Wednesday, 26 October 2016
Deception: no Humoresque
Having deeply admired Hollywood's most 'musical' drama, Humoresque, with its climactic scene of a desperate Joan Crawford drifting along a beach at night while her character's beloved violinist Paul Boray, played by John Garfield, performs Franz Waxman's 10-minute Tristan Fantasia with Oscar Levant and orchestra, I finally got hold of another film in which the score is central. Deception (1946) stars Crawford's arch rival Bette Davis and features another prominent score, this time by Korngold.
Paul Henreid is cellist Karel Novak, who suffered terrible things in Europe during World War Two before coming to America to make his name. So far, so good. But the woman with whom he's disastrously reunited is Davis in most affected mode, and she's been having an affair with tyrannical if not downright Svengaliesque composer Alexander Hollenius (Claude Rains, third of the winning trio from Now, Voyager: fun but perhaps inappropriately camp as a composer with very bad taste in luxury furnishings).

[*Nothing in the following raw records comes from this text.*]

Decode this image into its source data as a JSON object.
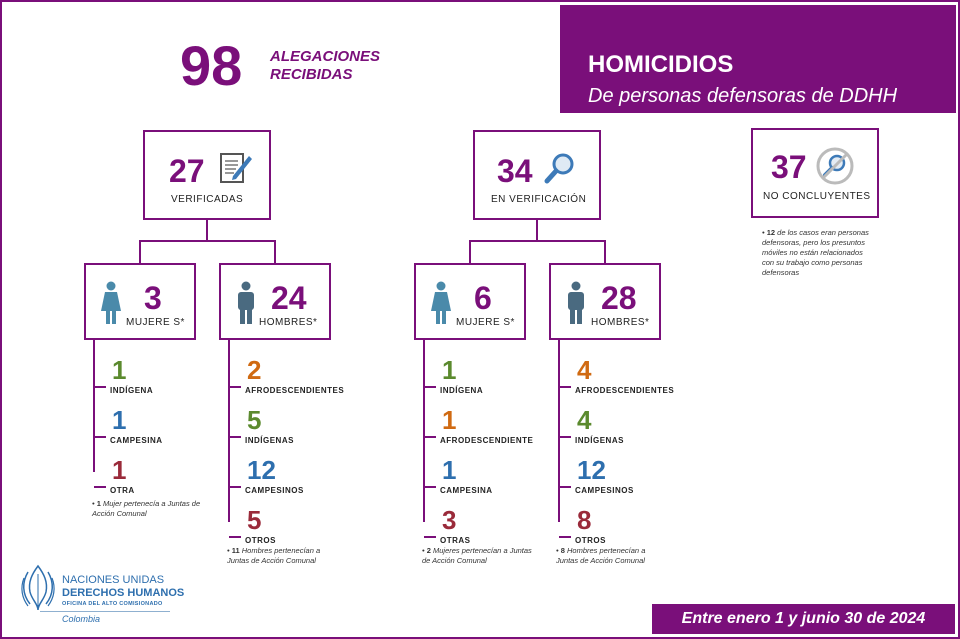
{
  "header": {
    "total": "98",
    "total_label_1": "ALEGACIONES",
    "total_label_2": "RECIBIDAS",
    "title": "HOMICIDIOS",
    "subtitle": "De personas defensoras de DDHH"
  },
  "verified": {
    "num": "27",
    "label": "VERIFICADAS",
    "women": {
      "num": "3",
      "label": "MUJERE S*",
      "items": [
        {
          "n": "1",
          "l": "INDÍGENA",
          "color": "#5b8a2e"
        },
        {
          "n": "1",
          "l": "CAMPESINA",
          "color": "#2e6fae"
        },
        {
          "n": "1",
          "l": "OTRA",
          "color": "#9a2a3a"
        }
      ],
      "note_num": "1",
      "note_text": "Mujer pertenecía a Juntas de Acción Comunal"
    },
    "men": {
      "num": "24",
      "label": "HOMBRES*",
      "items": [
        {
          "n": "2",
          "l": "AFRODESCENDIENTES",
          "color": "#d06a12"
        },
        {
          "n": "5",
          "l": "INDÍGENAS",
          "color": "#5b8a2e"
        },
        {
          "n": "12",
          "l": "CAMPESINOS",
          "color": "#2e6fae"
        },
        {
          "n": "5",
          "l": "OTROS",
          "color": "#9a2a3a"
        }
      ],
      "note_num": "11",
      "note_text": "Hombres pertenecían a Juntas de Acción Comunal"
    }
  },
  "in_verification": {
    "num": "34",
    "label": "EN VERIFICACIÓN",
    "women": {
      "num": "6",
      "label": "MUJERE S*",
      "items": [
        {
          "n": "1",
          "l": "INDÍGENA",
          "color": "#5b8a2e"
        },
        {
          "n": "1",
          "l": "AFRODESCENDIENTE",
          "color": "#d06a12"
        },
        {
          "n": "1",
          "l": "CAMPESINA",
          "color": "#2e6fae"
        },
        {
          "n": "3",
          "l": "OTRAS",
          "color": "#9a2a3a"
        }
      ],
      "note_num": "2",
      "note_text": "Mujeres pertenecían a Juntas de Acción Comunal"
    },
    "men": {
      "num": "28",
      "label": "HOMBRES*",
      "items": [
        {
          "n": "4",
          "l": "AFRODESCENDIENTES",
          "color": "#d06a12"
        },
        {
          "n": "4",
          "l": "INDÍGENAS",
          "color": "#5b8a2e"
        },
        {
          "n": "12",
          "l": "CAMPESINOS",
          "color": "#2e6fae"
        },
        {
          "n": "8",
          "l": "OTROS",
          "color": "#9a2a3a"
        }
      ],
      "note_num": "8",
      "note_text": "Hombres pertenecían a Juntas de Acción Comunal"
    }
  },
  "inconclusive": {
    "num": "37",
    "label": "NO CONCLUYENTES",
    "note_num": "12",
    "note_text": "de los casos eran personas defensoras, pero los presuntos móviles no están relacionados con su trabajo como personas defensoras"
  },
  "logo": {
    "line1": "NACIONES UNIDAS",
    "line2": "DERECHOS HUMANOS",
    "line3": "OFICINA DEL ALTO COMISIONADO",
    "country": "Colombia"
  },
  "footer": "Entre enero 1 y junio 30 de 2024"
}
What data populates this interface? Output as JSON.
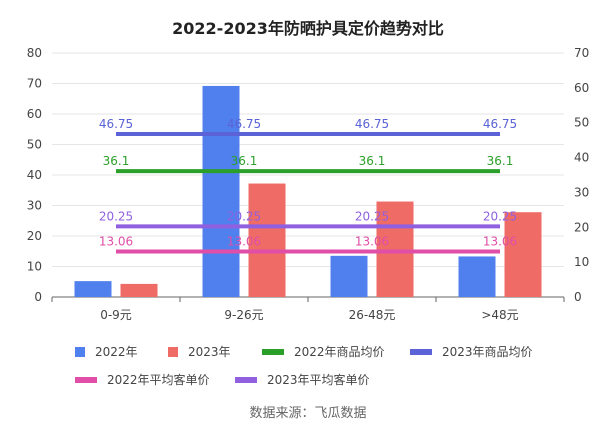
{
  "chart_data": {
    "type": "bar",
    "title": "2022-2023年防晒护具定价趋势对比",
    "categories": [
      "0-9元",
      "9-26元",
      "26-48元",
      ">48元"
    ],
    "y_left": {
      "min": 0,
      "max": 80,
      "ticks": [
        0,
        10,
        20,
        30,
        40,
        50,
        60,
        70,
        80
      ]
    },
    "y_right": {
      "min": 0,
      "max": 70,
      "ticks": [
        0,
        10,
        20,
        30,
        40,
        50,
        60,
        70
      ]
    },
    "series": [
      {
        "name": "2022年",
        "type": "bar",
        "axis": "left",
        "color": "#5080ee",
        "values": [
          5.2,
          69.2,
          13.5,
          13.3
        ]
      },
      {
        "name": "2023年",
        "type": "bar",
        "axis": "left",
        "color": "#ee6b66",
        "values": [
          4.3,
          37.2,
          31.3,
          27.8
        ]
      },
      {
        "name": "2022年商品均价",
        "type": "line",
        "axis": "right",
        "color": "#2aa02a",
        "value": 36.1,
        "labels": [
          "36.1",
          "36.1",
          "36.1",
          "36.1"
        ]
      },
      {
        "name": "2023年商品均价",
        "type": "line",
        "axis": "right",
        "color": "#5b63d6",
        "value": 46.75,
        "labels": [
          "46.75",
          "46.75",
          "46.75",
          "46.75"
        ]
      },
      {
        "name": "2022年平均客单价",
        "type": "line",
        "axis": "right",
        "color": "#e04ea8",
        "value": 13.06,
        "labels": [
          "13.06",
          "13.06",
          "13.06",
          "13.06"
        ]
      },
      {
        "name": "2023年平均客单价",
        "type": "line",
        "axis": "right",
        "color": "#9060e0",
        "value": 20.25,
        "labels": [
          "20.25",
          "20.25",
          "20.25",
          "20.25"
        ]
      }
    ],
    "source": "数据来源：飞瓜数据"
  }
}
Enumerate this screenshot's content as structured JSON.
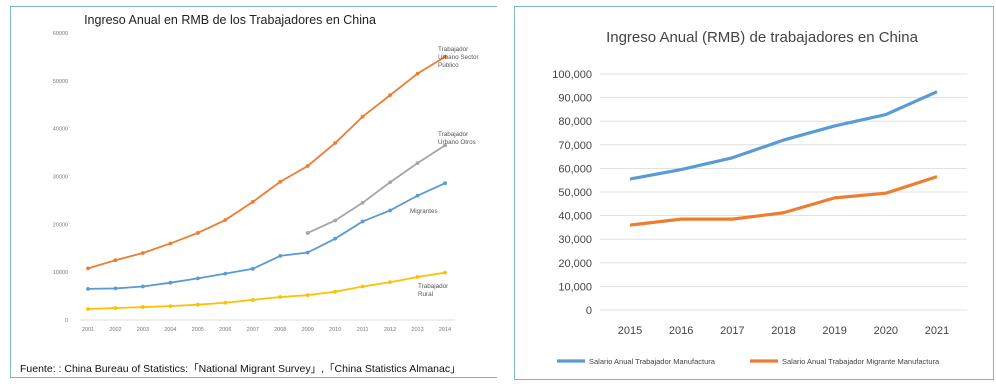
{
  "chart_data": [
    {
      "type": "line",
      "title": "Ingreso Anual en RMB de los Trabajadores en China",
      "x": [
        2001,
        2002,
        2003,
        2004,
        2005,
        2006,
        2007,
        2008,
        2009,
        2010,
        2011,
        2012,
        2013,
        2014
      ],
      "ylim": [
        0,
        60000
      ],
      "yticks": [
        "60000",
        "50000",
        "40000",
        "30000",
        "20000",
        "10000",
        "0"
      ],
      "series": [
        {
          "name": "Trabajador Urbano Sector Público",
          "color": "#ed7d31",
          "values": [
            10800,
            12500,
            14000,
            16000,
            18200,
            20900,
            24700,
            28900,
            32200,
            37000,
            42500,
            47000,
            51500,
            55000
          ]
        },
        {
          "name": "Trabajador Urbano Otros",
          "color": "#a5a5a5",
          "values": [
            null,
            null,
            null,
            null,
            null,
            null,
            null,
            null,
            18200,
            20800,
            24500,
            28800,
            32800,
            36500
          ]
        },
        {
          "name": "Migrantes",
          "color": "#5b9bd5",
          "values": [
            6500,
            6600,
            7000,
            7800,
            8700,
            9700,
            10700,
            13400,
            14100,
            17000,
            20600,
            22900,
            26000,
            28600
          ]
        },
        {
          "name": "Trabajador Rural",
          "color": "#ffc000",
          "values": [
            2300,
            2500,
            2700,
            2900,
            3200,
            3600,
            4200,
            4800,
            5200,
            5900,
            7000,
            7900,
            9000,
            9900
          ]
        }
      ],
      "labels": [
        {
          "series": 0,
          "lines": [
            "Trabajador",
            "Urbano Sector",
            "Público"
          ]
        },
        {
          "series": 1,
          "lines": [
            "Trabajador",
            "Urbano Otros"
          ]
        },
        {
          "series": 2,
          "lines": [
            "Migrantes"
          ]
        },
        {
          "series": 3,
          "lines": [
            "Trabajador",
            "Rural"
          ]
        }
      ],
      "grid": false,
      "source_label": "Fuente:",
      "source_text": ": China Bureau of Statistics:「National Migrant Survey」,「China Statistics Almanac」"
    },
    {
      "type": "line",
      "title": "Ingreso Anual (RMB) de trabajadores en China",
      "x": [
        2015,
        2016,
        2017,
        2018,
        2019,
        2020,
        2021
      ],
      "ylim": [
        0,
        100000
      ],
      "yticks": [
        "0",
        "10,000",
        "20,000",
        "30,000",
        "40,000",
        "50,000",
        "60,000",
        "70,000",
        "80,000",
        "90,000",
        "100,000"
      ],
      "series": [
        {
          "name": "Salario Anual Trabajador Manufactura",
          "color": "#5b9bd5",
          "values": [
            55500,
            59500,
            64500,
            72000,
            78000,
            82800,
            92500
          ]
        },
        {
          "name": "Salario Anual Trabajador Migrante Manufactura",
          "color": "#ed7d31",
          "values": [
            36000,
            38500,
            38500,
            41200,
            47500,
            49500,
            56500
          ]
        }
      ],
      "grid": true,
      "legend": "bottom"
    }
  ]
}
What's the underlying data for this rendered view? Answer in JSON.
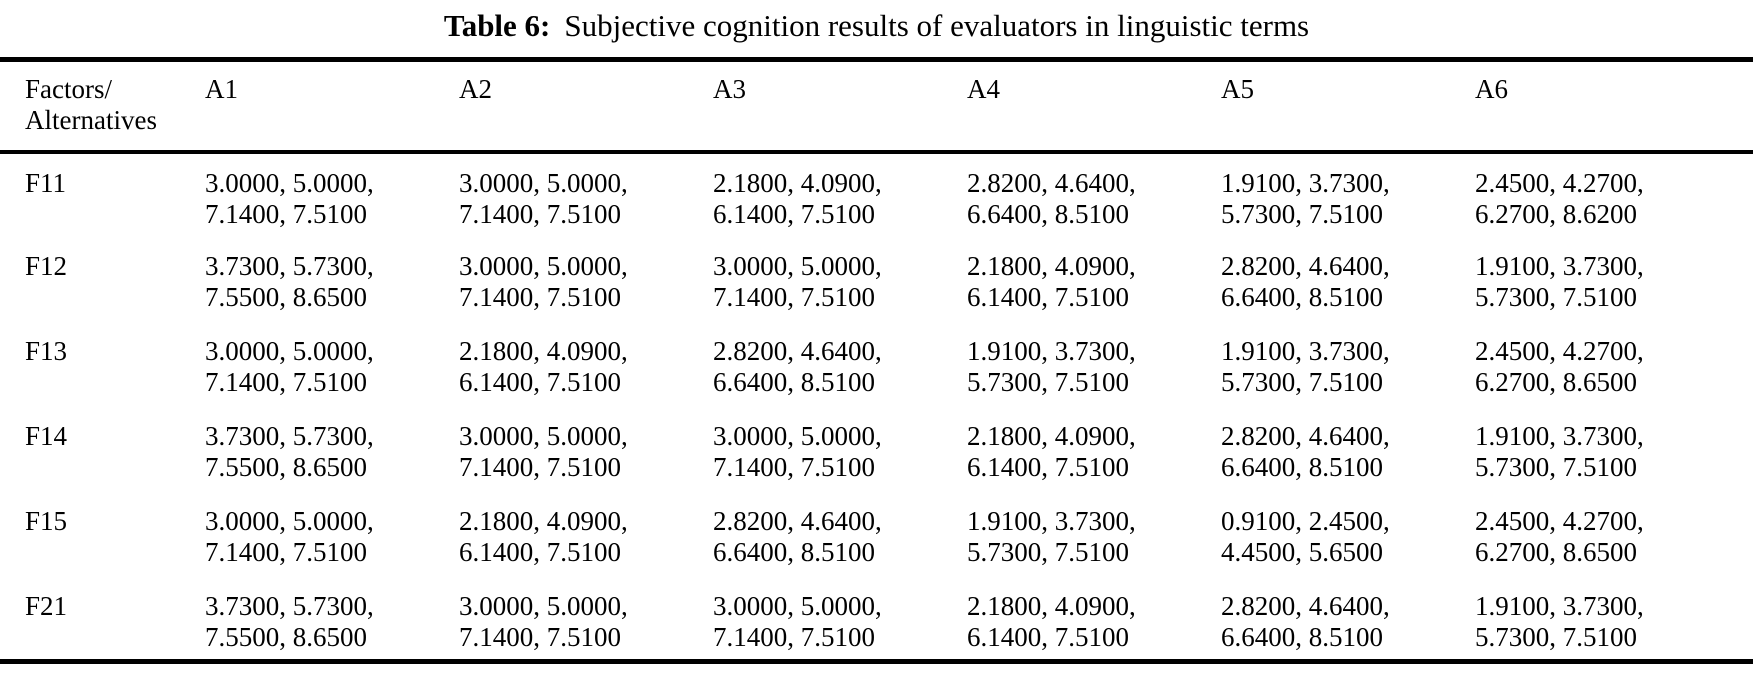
{
  "page": {
    "background_color": "#ffffff",
    "text_color": "#000000"
  },
  "caption": {
    "label": "Table 6:",
    "text": "Subjective cognition results of evaluators in linguistic terms"
  },
  "table": {
    "header": {
      "factors_line1": "Factors/",
      "factors_line2": "Alternatives",
      "columns": [
        "A1",
        "A2",
        "A3",
        "A4",
        "A5",
        "A6"
      ]
    },
    "rows": [
      {
        "factor": "F11",
        "cells": [
          [
            "3.0000, 5.0000,",
            "7.1400, 7.5100"
          ],
          [
            "3.0000, 5.0000,",
            "7.1400, 7.5100"
          ],
          [
            "2.1800, 4.0900,",
            "6.1400, 7.5100"
          ],
          [
            "2.8200, 4.6400,",
            "6.6400, 8.5100"
          ],
          [
            "1.9100, 3.7300,",
            "5.7300, 7.5100"
          ],
          [
            "2.4500, 4.2700,",
            "6.2700, 8.6200"
          ]
        ]
      },
      {
        "factor": "F12",
        "cells": [
          [
            "3.7300, 5.7300,",
            "7.5500, 8.6500"
          ],
          [
            "3.0000, 5.0000,",
            "7.1400, 7.5100"
          ],
          [
            "3.0000, 5.0000,",
            "7.1400, 7.5100"
          ],
          [
            "2.1800, 4.0900,",
            "6.1400, 7.5100"
          ],
          [
            "2.8200, 4.6400,",
            "6.6400, 8.5100"
          ],
          [
            "1.9100, 3.7300,",
            "5.7300, 7.5100"
          ]
        ]
      },
      {
        "factor": "F13",
        "cells": [
          [
            "3.0000, 5.0000,",
            "7.1400, 7.5100"
          ],
          [
            "2.1800, 4.0900,",
            "6.1400, 7.5100"
          ],
          [
            "2.8200, 4.6400,",
            "6.6400, 8.5100"
          ],
          [
            "1.9100, 3.7300,",
            "5.7300, 7.5100"
          ],
          [
            "1.9100, 3.7300,",
            "5.7300, 7.5100"
          ],
          [
            "2.4500, 4.2700,",
            "6.2700, 8.6500"
          ]
        ]
      },
      {
        "factor": "F14",
        "cells": [
          [
            "3.7300, 5.7300,",
            "7.5500, 8.6500"
          ],
          [
            "3.0000, 5.0000,",
            "7.1400, 7.5100"
          ],
          [
            "3.0000, 5.0000,",
            "7.1400, 7.5100"
          ],
          [
            "2.1800, 4.0900,",
            "6.1400, 7.5100"
          ],
          [
            "2.8200, 4.6400,",
            "6.6400, 8.5100"
          ],
          [
            "1.9100, 3.7300,",
            "5.7300, 7.5100"
          ]
        ]
      },
      {
        "factor": "F15",
        "cells": [
          [
            "3.0000, 5.0000,",
            "7.1400, 7.5100"
          ],
          [
            "2.1800, 4.0900,",
            "6.1400, 7.5100"
          ],
          [
            "2.8200, 4.6400,",
            "6.6400, 8.5100"
          ],
          [
            "1.9100, 3.7300,",
            "5.7300, 7.5100"
          ],
          [
            "0.9100, 2.4500,",
            "4.4500, 5.6500"
          ],
          [
            "2.4500, 4.2700,",
            "6.2700, 8.6500"
          ]
        ]
      },
      {
        "factor": "F21",
        "cells": [
          [
            "3.7300, 5.7300,",
            "7.5500, 8.6500"
          ],
          [
            "3.0000, 5.0000,",
            "7.1400, 7.5100"
          ],
          [
            "3.0000, 5.0000,",
            "7.1400, 7.5100"
          ],
          [
            "2.1800, 4.0900,",
            "6.1400, 7.5100"
          ],
          [
            "2.8200, 4.6400,",
            "6.6400, 8.5100"
          ],
          [
            "1.9100, 3.7300,",
            "5.7300, 7.5100"
          ]
        ]
      }
    ]
  }
}
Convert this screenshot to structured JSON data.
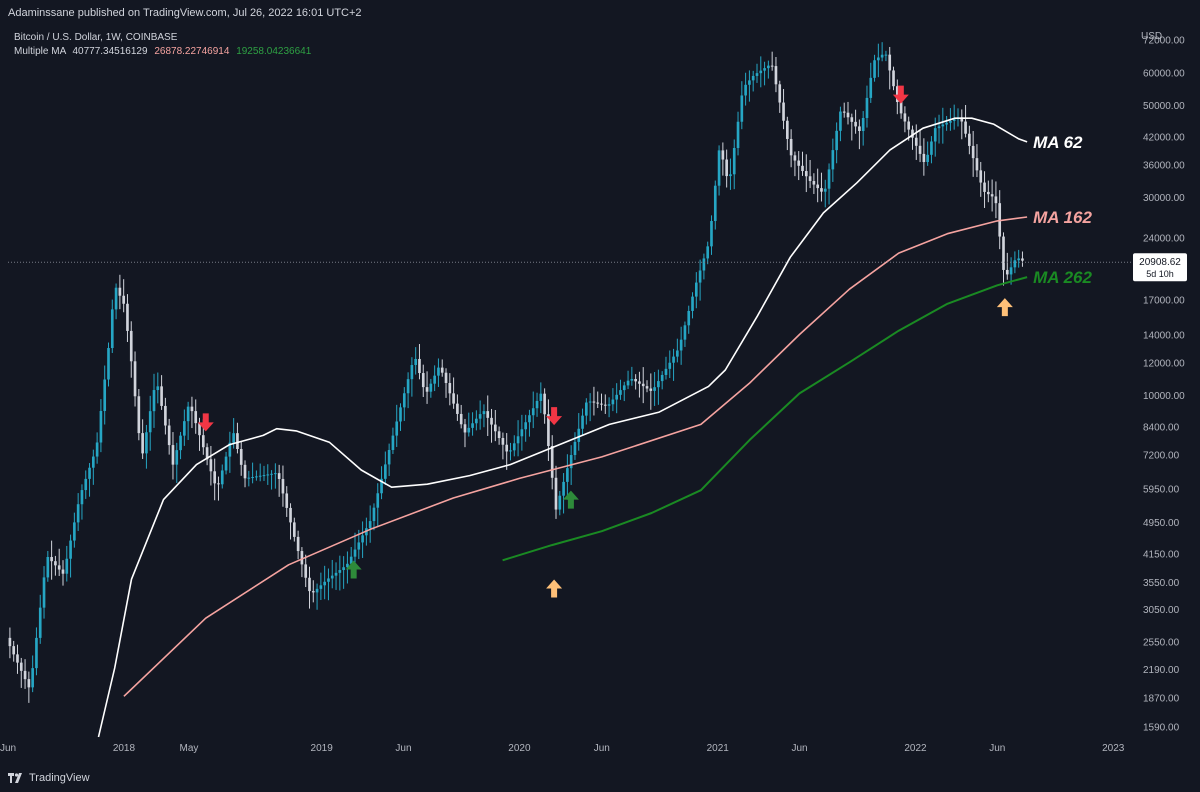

The silly story revolves around Hollenius wielding the power of his music to get Novak to play his Cello Concerto, for which Korngold provides appropriately acidic/melodramatic/romantic music. The cellist is Eleanor Aller; some remarkably fine Chopin (or is it Beethoven? I've forgotten already), not very convincingly mimed by Davis at the keyboard for a wedding party scene, is played by the great Shura Cherkassky.
The original 1927 play, Louis Verneuil's Monsieur Lambertine, must have been rather dreadful on stage, with a daft denouement, but these high-charisma folk and director Irving Rapper do bring a visual style to it. Unfortunately, whereas Humoresque gave a very truthful account of a dedicated violinist's rise to the heights and plausible concert scenes to show why he deserves to be there - as recounted in the blog on that film, Isaac Stern holds the bow for and someone else does the fingering, and I can assume something similar's going on for Henreid here - Deception regurgitates the usual cliches about a player so hungry for fame that he'll do illogical things (though there's quite an amusing caricature of an orchestral cellist all too ready to jump on to his platform if he falters). Histrionic fun, but not a great movie.
A refreshingly low-key, oblique approach to Hollywood ennui and alienation is taken by Sofia Coppola in Somewhere (2010). The washed-up emptiness of a star's life as represented by the laid-back Stephen Dorff, who has enough easy Jack-Nicholsonesque sexiness for you to understand why his character, Johnny Marco, might have got where he has, offers some amusing scenes, not least the ones early on where pole-dancing twins perform perfunctory routines in Marco's hotel room at the (not too appealing) Chateau Marmont.
The way his 11-year-old daughter Cleo, played with real charm by Elle Fanning, comes back into his life is just as casual. Which makes the final peripetaia all the more affecting. Quite some gem, this, showing Coppola junior's originality as surely as Lost in Translation and the delicious Marie Antoinette.
And now that autumn's here, we must avail ourselves again of the Picture House pass and start catching up with the latest, which haven't been on the agenda over the summer months.